We want to create a legacy that lasts 100 years and celebrate the university’s technological advancements while we challenge ourselves to innovate and push the boundaries of space. Aakar Sheth

The CubeSat, called DSM-BARC, will also house a DNA experiment to determine its viability as a long-term storage method. This experiment will test the effects of space radiation on synthetic DNA, which will be encoded with the U-M mission statement.

A communications system is being developed to capture sensor data and format it to transmit readable telemetry to the ground station. This data will allow the team to analyze the health of the system as the mission goes on. Students working on the system include ECE graduate students Ziqi Zhang, Communications and Data Handling (CDH) Team Lead, and Zhusheng Wang, member of the CDH team.

M-BARC Team members at work
(L): Zhusheng Wang and Ziqi Zhang, members of the Communications and Data Handling team
(M): Eishaan Gakhar, Structures team, responsible for the design of the Cube-Sat's outer aluminum structure
(R): Aakar Mehul Sheth, Electrical Power Systems and Nanofabrication team lead, with an LNF staffer in the cleanroom working on a wafer that will contain interviews and photos from the U-M community

DSM-BARC is planned to launch in mid-2018 with the help of United Launch Alliance. This CubeSat will hold the time capsule, as well as serve as a platform to test the power and communications systems of a CubeSat in GTO.
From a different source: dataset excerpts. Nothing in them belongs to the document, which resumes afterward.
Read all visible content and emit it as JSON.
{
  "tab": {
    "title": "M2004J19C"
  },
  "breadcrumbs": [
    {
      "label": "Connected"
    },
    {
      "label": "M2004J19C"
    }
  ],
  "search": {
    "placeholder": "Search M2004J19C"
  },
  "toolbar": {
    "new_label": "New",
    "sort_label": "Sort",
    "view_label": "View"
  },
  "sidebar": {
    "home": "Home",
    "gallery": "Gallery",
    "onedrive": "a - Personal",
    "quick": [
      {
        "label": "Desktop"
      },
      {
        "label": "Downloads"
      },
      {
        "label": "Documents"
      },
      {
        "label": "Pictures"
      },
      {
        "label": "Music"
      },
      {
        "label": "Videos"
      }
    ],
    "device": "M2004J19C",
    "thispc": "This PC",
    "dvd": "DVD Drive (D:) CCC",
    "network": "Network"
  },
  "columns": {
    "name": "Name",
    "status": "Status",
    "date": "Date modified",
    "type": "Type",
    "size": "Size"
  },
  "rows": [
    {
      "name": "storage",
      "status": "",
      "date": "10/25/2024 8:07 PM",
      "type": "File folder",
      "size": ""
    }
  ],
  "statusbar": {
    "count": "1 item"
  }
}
CubeSats have so far only been tested in Low Earth Orbit, and typically aren't designed to withstand higher orbits. GTO begins at around 22,000 miles above sea level. The structure of the CubeSat weighs 2 kg, and is built to provide radiation shielding through 2 mm thick walls on all 6 sides of its surface.

The craft will also need to stay in Earth’s orbit for a century. To do that, it will be the first U-M CubeSat containing a propulsion system. Without one, its orbit would start to decay from the moment it launched.

The team is looking forward to presenting their satellite, time capsule contents included, at a U-M Bicentennial event October 27th, during Homecoming weekend.